Workshop: Monitoring Python Applications with Prometheus

⚠️ Please note that the content may not be representative of Ecosia's current engineering standards.

Objective

In the directory app/, we have a simple Python application. We want to start observing the behaviour of this application at runtime, by tracking and exporting metric data.

We will do this using the time-series database system Prometheus, which uses a "pull" method to extract data from running applications. This means that the applications need to "export" their data, so that Prometheus is able to "scrape" the metric data from them. This is typically done via an HTTP endpoint (/metrics, by convention).

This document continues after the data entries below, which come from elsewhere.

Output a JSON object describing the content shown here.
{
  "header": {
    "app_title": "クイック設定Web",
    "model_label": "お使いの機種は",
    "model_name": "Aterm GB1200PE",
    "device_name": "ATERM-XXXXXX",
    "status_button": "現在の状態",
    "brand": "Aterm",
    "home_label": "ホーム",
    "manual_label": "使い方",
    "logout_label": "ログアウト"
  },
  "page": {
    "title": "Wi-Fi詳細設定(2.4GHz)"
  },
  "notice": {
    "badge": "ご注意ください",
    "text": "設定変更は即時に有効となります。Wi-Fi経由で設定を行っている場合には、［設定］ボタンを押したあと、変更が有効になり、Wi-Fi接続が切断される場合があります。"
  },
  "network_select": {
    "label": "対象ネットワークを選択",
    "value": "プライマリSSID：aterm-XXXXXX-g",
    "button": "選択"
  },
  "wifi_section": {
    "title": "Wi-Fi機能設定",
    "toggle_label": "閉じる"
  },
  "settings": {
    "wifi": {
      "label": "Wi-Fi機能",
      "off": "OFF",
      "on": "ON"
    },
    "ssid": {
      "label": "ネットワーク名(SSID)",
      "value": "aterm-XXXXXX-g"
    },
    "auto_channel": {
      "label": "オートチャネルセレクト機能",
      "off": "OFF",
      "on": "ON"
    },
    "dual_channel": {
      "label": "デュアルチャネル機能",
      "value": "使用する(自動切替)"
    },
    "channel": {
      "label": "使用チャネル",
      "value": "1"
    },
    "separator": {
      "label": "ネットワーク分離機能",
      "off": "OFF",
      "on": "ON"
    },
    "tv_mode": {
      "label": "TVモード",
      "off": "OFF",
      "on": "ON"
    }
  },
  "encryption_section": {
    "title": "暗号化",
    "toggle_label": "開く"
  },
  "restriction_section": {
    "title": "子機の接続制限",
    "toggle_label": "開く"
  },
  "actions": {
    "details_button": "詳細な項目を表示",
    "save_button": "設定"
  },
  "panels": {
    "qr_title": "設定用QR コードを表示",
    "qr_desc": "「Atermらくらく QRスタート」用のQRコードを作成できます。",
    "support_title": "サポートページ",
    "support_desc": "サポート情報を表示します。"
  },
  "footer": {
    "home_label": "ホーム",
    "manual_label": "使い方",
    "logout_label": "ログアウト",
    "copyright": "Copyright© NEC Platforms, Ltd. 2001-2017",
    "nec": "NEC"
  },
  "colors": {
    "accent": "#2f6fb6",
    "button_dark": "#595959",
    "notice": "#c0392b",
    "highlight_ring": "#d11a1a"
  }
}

We will use the Prometheus Python client library to track metrics in our code.

Agenda

Section 1: Exposing metrics
Section 2: Creating custom metrics
Section 3: Scraping Metrics with Prometheus and creating Dashboards with Grafana
Bonus Material: Histograms in Prometheus

Prerequisites

For this workshop you will need Python 3, Pipenv and Docker running on your machine.

Workshop Content

Section 1: Exposing metrics

For this section, you can use make dev to install depencies and run the dev server.

To export our metrics we will need to have a server with a handler to handle the metrics. We can do this by changing the base class of our HTTPRequestHandler to the MetricsHandler provided by the prometheus python client. We also need to add the condition for the /metrics endpoint below our /treecounter endpoint condition. (Don't forget to import the MetricsHandler from the prometheus_client)

class HTTPRequestHandler(MetricsHandler):
    ...
    ...
    elif endpoint == '/metrics':
        return super(HTTPRequestHandler, self).do_GET()

Now try restart the server (control c will stop it) and go to localhost:8001/metrics what do you see? What do you see if you visit localhost:8001/treecounter a few times and then go back to the /metrics endpoint? What do you see? What do these base metrics represent?

Section 2: Creating custom metrics

Now we are able to expose metrics we need to be able to create them. Prometheus has a few different data types, but the simplest is a Counter - this is a counter which always goes up, and can be used to track, for example, the number of requests received (you can then divide this unit over time to calculate requests per second). To create a Counter, import it from the Prometheus Python client and instanstiate it.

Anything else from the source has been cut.